Per media agency estimates, NBCU must move between 30 percent and 35 percent of its 2010 Winter Games avails if it’s to be wrapped by the time the first athlete points his skis down the jump at Whistler Olympic Park. That NBC is pacing behind precedent isn’t exactly an unexpected development, given the impact the recession has had on the television business. In late November 2006, the network was about 85 percent sold out for the Torino Games, well on its way to setting a record Winter Olympics haul of $930 million; of course, that same year saw the U.S. economy grow 2.7 percent.
Four years ago, sponsors of NBC’s Winter Olympics coverage paid between $500,000 and $700,000 for a 30-second spot, and an ad in the 2010 Games could fetch as much as $800,000. That said, media buyers suggest that NBC is much more flexible on pricing this time around.
“NBC will be on a price rollercoaster until they firm things up,” said Larry Novenstern, evp and director of electronic media for Optimedia. “There may be some good opportunities between now and then, and at this point, they’re willing to listen to anything.
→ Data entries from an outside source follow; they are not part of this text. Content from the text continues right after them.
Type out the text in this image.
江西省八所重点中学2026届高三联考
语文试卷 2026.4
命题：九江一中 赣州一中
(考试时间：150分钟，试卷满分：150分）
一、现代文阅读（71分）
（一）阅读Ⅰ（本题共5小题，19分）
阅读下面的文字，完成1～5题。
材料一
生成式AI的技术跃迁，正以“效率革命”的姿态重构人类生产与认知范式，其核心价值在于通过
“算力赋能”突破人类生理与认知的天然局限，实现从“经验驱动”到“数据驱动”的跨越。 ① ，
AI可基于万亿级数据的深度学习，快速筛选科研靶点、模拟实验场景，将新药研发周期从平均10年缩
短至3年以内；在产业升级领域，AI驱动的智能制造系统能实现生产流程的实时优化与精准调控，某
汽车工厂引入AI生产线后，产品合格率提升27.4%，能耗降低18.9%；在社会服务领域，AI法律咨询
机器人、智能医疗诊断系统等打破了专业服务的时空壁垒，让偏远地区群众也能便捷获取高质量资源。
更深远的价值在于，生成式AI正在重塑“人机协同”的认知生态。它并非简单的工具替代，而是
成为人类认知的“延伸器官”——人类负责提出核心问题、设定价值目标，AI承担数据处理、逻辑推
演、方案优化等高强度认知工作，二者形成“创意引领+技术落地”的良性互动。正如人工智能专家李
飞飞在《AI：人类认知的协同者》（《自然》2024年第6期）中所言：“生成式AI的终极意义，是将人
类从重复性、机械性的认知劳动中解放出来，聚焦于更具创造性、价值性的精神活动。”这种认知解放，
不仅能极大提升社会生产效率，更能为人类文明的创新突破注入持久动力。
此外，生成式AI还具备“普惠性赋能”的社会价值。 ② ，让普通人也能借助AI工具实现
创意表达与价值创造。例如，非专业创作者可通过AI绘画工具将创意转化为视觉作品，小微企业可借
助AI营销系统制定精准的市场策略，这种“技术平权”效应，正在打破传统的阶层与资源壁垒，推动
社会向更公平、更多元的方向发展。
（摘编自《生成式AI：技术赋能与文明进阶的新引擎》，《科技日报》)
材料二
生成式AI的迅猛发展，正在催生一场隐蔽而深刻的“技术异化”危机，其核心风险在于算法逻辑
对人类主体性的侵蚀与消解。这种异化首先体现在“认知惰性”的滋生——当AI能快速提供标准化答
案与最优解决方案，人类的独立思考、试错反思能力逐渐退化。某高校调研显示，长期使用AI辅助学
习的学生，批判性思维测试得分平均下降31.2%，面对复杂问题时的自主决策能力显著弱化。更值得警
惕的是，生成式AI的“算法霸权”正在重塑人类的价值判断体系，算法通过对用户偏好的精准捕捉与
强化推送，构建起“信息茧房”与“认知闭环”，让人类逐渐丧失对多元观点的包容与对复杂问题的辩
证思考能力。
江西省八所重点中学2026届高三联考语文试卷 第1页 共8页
At the same time, there’s a point beyond which they’re going to say, ‘We’re not bending.’” NBC declined comment.
One TV executive, who spoke on condition of anonymity, said that NBC has become increasingly active in the past few weeks. “Speaking to general market conditions, auto’s coming back, thanks to GM and Chrysler. Telco money’s there because AT&T and Verizon are duking it out,” the exec said. “I can’t say whether this is going to hold up, but right now, if you’re a major advertiser looking for big-time exposure in Q1, the Olympics is a hell of a buy.”
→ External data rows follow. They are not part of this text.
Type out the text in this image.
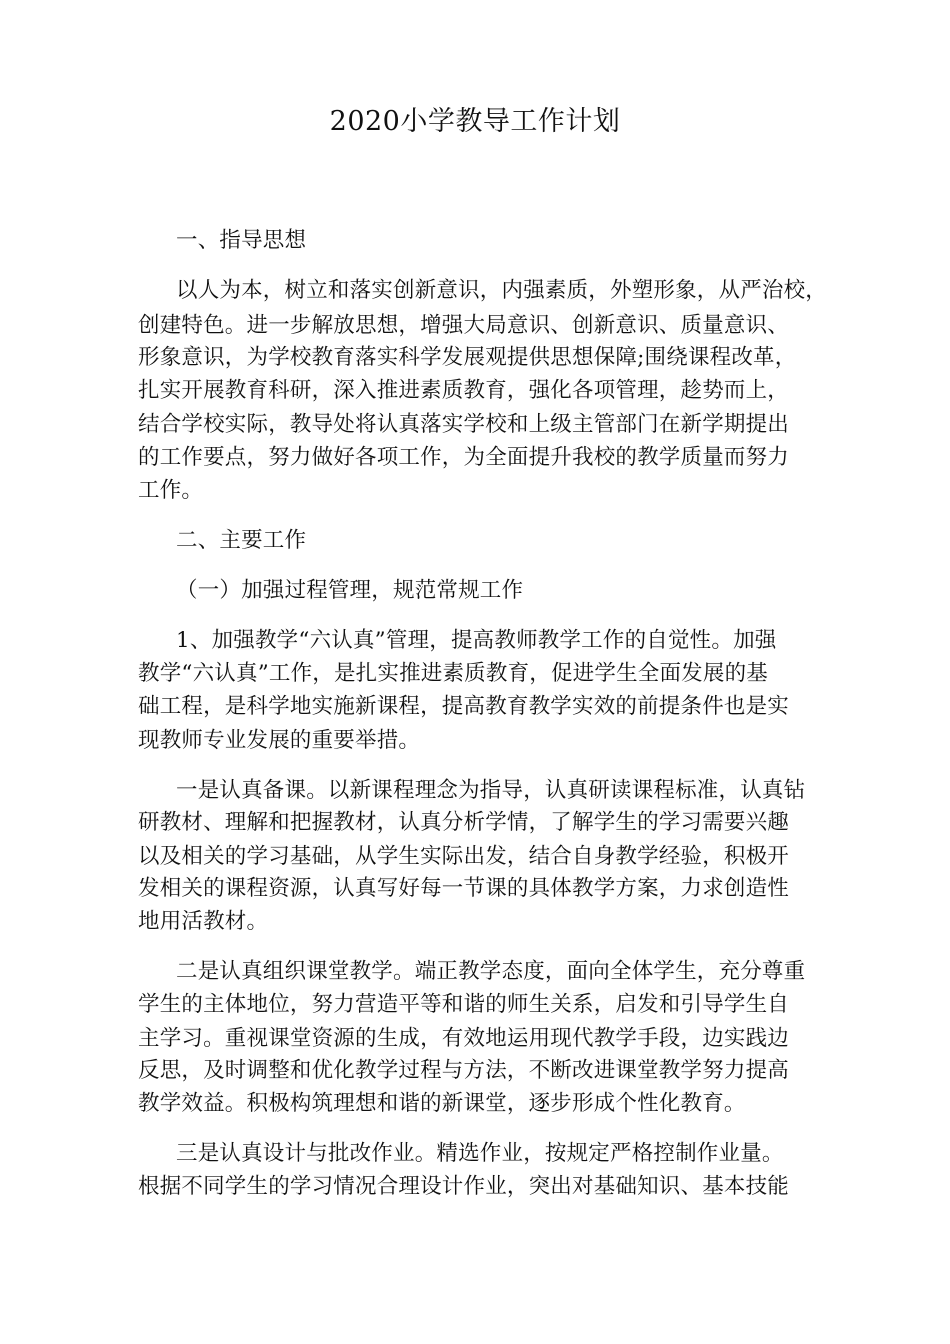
2020小学教导工作计划
一、指导思想
以人为本，树立和落实创新意识，内强素质，外塑形象，从严治校，
创建特色。进一步解放思想，增强大局意识、创新意识、质量意识、
形象意识，为学校教育落实科学发展观提供思想保障;围绕课程改革，
扎实开展教育科研，深入推进素质教育，强化各项管理，趁势而上，
结合学校实际，教导处将认真落实学校和上级主管部门在新学期提出
的工作要点，努力做好各项工作，为全面提升我校的教学质量而努力
工作。
二、主要工作
（一）加强过程管理，规范常规工作
1、加强教学“六认真”管理，提高教师教学工作的自觉性。加强
教学“六认真”工作，是扎实推进素质教育，促进学生全面发展的基
础工程，是科学地实施新课程，提高教育教学实效的前提条件也是实
现教师专业发展的重要举措。
一是认真备课。以新课程理念为指导，认真研读课程标准，认真钻
研教材、理解和把握教材，认真分析学情，了解学生的学习需要兴趣
以及相关的学习基础，从学生实际出发，结合自身教学经验，积极开
发相关的课程资源，认真写好每一节课的具体教学方案，力求创造性
地用活教材。
二是认真组织课堂教学。端正教学态度，面向全体学生，充分尊重
学生的主体地位，努力营造平等和谐的师生关系，启发和引导学生自
主学习。重视课堂资源的生成，有效地运用现代教学手段，边实践边
反思，及时调整和优化教学过程与方法，不断改进课堂教学努力提高
教学效益。积极构筑理想和谐的新课堂，逐步形成个性化教育。
三是认真设计与批改作业。精选作业，按规定严格控制作业量。
根据不同学生的学习情况合理设计作业，突出对基础知识、基本技能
NBC’s flexibility on pricing is a necessary byproduct of lesser commitments from the likes of Anheuser-Busch, which has cut its Olympics spend in half. Given the increased emphasis on baby faces like snowboarder Shaun White, speed skater Shani Davis and skiier Lindsey Vonn, the network is in a position to land more youth-targeted sponsors. (Throughout NBC’s coverage of last summer’s Beijing Olympics, the biggest ratings gains were among adults 18-24 and men 18-34.)
One national TV buyer suggested that NBC is likely to offload a good amount of its remaining inventory on makegoods for underdeliveries in its prime-time lineup. “They can devote 20 percent to makegood weight, and that clears the deck in terms of the liabilities they’re carrying around with them,” the buyer said.
While ratings guarantees for the Winter Games are hashed out on a client-by-client basis, most observers believe NBC shouldn’t have to worry about not hitting their deliveries. “They’re almost certain to do better than the games in Torino, which were impacted by the time difference and the lack of a big storyline,” said Horizon research chief Brad Adgate. “Bode Miller didn’t win a medal, the hockey team lost almost all of their games, Michelle Kwan had to drop out...all the big names didn’t show up.”